Era una manifestazione di status sociale, fino a pochi mesi fa, l’invito alla festa di compleanno del banchiere-vignaiuolo nella sua villa di Gambellara. Nessuno osava dirgli di no. Al punto che, ricorda Vittorio Malagutti su l’Espresso, accettarono via via di lavorare per lui anche «Antonio Fojadelli, il pm che per primo indagò sul caso chiedendo l’archiviazione» e poi «è stato ingaggiato come amministratore in una società controllata dalla Popolare» o Giuseppe Ferrante, il capo della Tributaria a Vicenza che dopo aver partecipato a una indagine lasciò l’incarico per «diventare dirigente della banca».

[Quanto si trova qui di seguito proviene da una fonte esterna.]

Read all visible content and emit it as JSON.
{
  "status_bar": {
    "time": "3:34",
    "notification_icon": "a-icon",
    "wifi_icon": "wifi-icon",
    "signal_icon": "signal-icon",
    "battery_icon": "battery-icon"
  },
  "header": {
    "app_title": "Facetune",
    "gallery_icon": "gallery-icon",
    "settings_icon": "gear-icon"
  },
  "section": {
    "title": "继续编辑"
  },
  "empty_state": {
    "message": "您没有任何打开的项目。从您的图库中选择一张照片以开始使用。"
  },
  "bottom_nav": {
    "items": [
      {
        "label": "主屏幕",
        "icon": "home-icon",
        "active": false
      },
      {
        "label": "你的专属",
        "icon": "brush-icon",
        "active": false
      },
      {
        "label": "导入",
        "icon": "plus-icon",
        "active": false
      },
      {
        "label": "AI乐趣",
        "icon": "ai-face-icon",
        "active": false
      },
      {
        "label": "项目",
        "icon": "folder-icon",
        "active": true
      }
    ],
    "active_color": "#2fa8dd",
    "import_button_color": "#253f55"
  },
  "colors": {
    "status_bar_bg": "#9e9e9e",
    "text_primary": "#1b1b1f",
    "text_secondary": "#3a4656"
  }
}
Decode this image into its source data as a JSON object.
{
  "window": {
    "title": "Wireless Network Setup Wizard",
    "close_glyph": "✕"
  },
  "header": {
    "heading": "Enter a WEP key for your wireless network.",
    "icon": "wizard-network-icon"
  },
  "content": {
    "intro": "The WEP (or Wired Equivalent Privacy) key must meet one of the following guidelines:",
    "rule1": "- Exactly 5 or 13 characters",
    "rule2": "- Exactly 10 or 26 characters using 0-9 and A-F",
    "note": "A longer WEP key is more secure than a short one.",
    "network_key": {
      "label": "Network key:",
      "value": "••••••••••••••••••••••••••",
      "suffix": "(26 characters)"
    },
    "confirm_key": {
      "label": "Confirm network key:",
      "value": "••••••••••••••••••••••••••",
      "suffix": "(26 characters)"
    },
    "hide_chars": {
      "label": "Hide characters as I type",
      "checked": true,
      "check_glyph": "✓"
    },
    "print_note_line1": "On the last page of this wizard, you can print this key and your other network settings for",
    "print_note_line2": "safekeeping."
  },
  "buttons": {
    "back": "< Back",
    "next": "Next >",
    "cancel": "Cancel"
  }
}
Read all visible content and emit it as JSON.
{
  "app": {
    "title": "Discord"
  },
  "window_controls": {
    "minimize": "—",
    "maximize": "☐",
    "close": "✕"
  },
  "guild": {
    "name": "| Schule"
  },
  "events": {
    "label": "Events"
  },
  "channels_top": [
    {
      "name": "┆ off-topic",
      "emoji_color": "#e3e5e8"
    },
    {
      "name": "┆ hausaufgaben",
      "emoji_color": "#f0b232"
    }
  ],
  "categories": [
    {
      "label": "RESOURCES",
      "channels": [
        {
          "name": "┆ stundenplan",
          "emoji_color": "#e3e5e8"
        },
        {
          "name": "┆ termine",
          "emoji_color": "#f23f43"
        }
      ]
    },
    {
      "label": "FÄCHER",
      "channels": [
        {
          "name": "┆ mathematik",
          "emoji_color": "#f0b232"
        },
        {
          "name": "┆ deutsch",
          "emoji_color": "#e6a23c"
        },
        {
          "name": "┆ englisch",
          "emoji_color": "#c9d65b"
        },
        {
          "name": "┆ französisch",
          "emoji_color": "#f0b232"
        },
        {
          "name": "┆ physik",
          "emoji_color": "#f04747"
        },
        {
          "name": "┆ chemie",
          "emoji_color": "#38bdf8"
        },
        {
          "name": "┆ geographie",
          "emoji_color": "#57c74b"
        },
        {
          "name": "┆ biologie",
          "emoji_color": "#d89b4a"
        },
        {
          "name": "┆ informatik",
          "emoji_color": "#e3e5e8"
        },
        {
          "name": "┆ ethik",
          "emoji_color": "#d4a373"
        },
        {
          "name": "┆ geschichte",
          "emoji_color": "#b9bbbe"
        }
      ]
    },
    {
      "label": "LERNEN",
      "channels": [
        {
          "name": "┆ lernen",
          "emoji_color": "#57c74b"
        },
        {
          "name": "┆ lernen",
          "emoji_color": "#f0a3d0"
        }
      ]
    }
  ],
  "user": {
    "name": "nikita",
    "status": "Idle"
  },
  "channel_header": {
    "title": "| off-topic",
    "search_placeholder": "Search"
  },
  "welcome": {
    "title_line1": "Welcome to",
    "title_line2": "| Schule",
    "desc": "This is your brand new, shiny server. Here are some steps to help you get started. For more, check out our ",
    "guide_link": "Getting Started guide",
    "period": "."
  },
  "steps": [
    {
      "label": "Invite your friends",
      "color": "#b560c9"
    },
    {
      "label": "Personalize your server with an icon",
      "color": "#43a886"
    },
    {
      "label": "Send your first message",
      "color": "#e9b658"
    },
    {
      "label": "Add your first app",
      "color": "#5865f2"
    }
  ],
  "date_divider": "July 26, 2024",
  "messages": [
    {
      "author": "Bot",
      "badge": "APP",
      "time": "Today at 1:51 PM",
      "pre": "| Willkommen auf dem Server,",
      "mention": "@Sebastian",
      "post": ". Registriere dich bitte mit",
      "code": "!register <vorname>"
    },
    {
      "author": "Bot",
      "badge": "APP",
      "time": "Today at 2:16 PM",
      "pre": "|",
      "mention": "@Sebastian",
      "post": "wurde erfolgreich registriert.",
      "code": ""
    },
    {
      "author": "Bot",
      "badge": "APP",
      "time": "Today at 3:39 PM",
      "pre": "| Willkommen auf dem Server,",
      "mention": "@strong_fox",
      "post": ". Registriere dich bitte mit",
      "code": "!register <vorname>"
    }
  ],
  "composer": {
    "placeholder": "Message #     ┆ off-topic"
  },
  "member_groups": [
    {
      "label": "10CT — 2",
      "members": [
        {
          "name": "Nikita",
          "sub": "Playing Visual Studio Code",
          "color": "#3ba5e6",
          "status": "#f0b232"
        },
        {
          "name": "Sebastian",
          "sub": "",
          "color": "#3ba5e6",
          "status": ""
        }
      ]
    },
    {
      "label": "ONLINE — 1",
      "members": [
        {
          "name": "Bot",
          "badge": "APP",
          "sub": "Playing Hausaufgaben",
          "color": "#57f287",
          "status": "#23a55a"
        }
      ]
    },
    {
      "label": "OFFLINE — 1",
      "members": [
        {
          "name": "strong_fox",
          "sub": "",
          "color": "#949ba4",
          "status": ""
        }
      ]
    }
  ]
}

Pochi mesi e, dopo i rilievi della Bce su quelle «auto-valutazioni» domestiche del valore delle azioni e gli aumenti arrangiati di capitale («le strategie e i meccanismi adottati dall’istituto e i suoi fondi non garantiscono una copertura completa dei rischi») e il moltiplicarsi di denunce sulle tecniche usate dalla banca per ammucchiare nuovi azionisti (compresi i soldi dati loro per comperare azioni «popolari» o l’aut-aut a chi chiedeva un mutuo: ok, ma solo se diventi azionista), Zonin pare esser diventato un appestato: «Zeta, l’orgia del potere».

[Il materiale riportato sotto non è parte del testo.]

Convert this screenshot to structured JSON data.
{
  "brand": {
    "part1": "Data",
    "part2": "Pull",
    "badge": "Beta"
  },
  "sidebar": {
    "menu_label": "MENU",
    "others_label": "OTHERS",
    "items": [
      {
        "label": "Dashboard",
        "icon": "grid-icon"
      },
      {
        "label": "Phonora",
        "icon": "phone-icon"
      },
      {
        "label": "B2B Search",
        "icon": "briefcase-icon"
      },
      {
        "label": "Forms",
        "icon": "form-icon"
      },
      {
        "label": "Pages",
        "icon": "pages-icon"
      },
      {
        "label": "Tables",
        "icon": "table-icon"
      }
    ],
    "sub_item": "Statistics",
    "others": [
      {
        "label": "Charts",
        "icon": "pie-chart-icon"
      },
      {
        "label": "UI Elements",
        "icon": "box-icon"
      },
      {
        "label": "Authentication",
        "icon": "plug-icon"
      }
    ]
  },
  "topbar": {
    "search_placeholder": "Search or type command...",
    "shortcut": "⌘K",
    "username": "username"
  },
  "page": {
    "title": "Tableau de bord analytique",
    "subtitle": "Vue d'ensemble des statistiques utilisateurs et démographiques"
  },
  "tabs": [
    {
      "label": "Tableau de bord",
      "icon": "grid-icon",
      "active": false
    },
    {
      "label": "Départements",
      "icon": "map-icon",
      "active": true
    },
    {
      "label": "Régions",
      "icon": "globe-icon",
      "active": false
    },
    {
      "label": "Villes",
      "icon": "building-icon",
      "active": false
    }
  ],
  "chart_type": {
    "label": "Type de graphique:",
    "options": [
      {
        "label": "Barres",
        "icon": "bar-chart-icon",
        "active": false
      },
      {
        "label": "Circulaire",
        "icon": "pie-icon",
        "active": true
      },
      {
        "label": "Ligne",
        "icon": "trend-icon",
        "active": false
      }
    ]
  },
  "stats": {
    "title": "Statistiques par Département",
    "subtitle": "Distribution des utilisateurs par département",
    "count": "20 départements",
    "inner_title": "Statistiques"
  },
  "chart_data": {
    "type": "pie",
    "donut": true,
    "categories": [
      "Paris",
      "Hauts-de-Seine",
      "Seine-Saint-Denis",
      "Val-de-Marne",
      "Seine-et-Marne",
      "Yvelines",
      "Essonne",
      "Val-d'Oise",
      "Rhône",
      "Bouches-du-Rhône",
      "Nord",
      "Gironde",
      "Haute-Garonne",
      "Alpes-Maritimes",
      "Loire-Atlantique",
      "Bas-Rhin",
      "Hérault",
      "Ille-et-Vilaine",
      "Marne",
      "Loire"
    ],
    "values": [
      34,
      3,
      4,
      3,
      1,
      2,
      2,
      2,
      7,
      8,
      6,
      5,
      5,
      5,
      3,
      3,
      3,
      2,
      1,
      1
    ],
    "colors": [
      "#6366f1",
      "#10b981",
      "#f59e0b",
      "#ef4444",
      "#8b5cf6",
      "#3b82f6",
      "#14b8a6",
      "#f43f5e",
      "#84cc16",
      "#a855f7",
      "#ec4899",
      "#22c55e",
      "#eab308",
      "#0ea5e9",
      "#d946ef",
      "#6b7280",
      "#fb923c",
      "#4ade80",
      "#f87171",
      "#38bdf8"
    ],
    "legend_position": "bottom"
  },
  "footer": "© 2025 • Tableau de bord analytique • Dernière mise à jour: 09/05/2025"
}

E con lui rischiano di essere travolti non solo i suoi co-indagati per «aggiotaggio e ostacolo all’attività degli organi di vigilanza» (come l’ex direttore generale Samuele Sorato o i consiglieri Giovanna Dossena e Giuseppe Zigliotto, il capo di Confindustria che due settimane fa invitava l’Italia a «prender esempio da Vicenza che è un anno avanti») ma altri ancora. Messi nel mirino, con una serie di denunce per «associazione per delinquere finalizzata ai reati di aggiotaggio», da famiglie e piccoli imprenditori. C’è chi racconta, come in un esposto del M5S, avventure incredibili: per aver dei fidi sarebbero stati costretti a comprare azioni a 62,50 euro l’una, indebitandosi con la banca stessa. Risultato: pagano un debito per azioni oggi invendibili che rischiano poi di valere un sesto. Può rialzarsi, dopo questa ciucca, «la banca degli imbriaghi spolpi»? Sì, giurano i nuovi dirigenti della «Popolare», sostanzialmente commissariata dalla Bce. Una volta salvata, sia pure a caro prezzo, però, è difficile che resti «vicentina». Quanto a recuperare la fiducia dei vicentini che la vedevano come «il» salvadanaio ci vorrà del tempo... Molto tempo.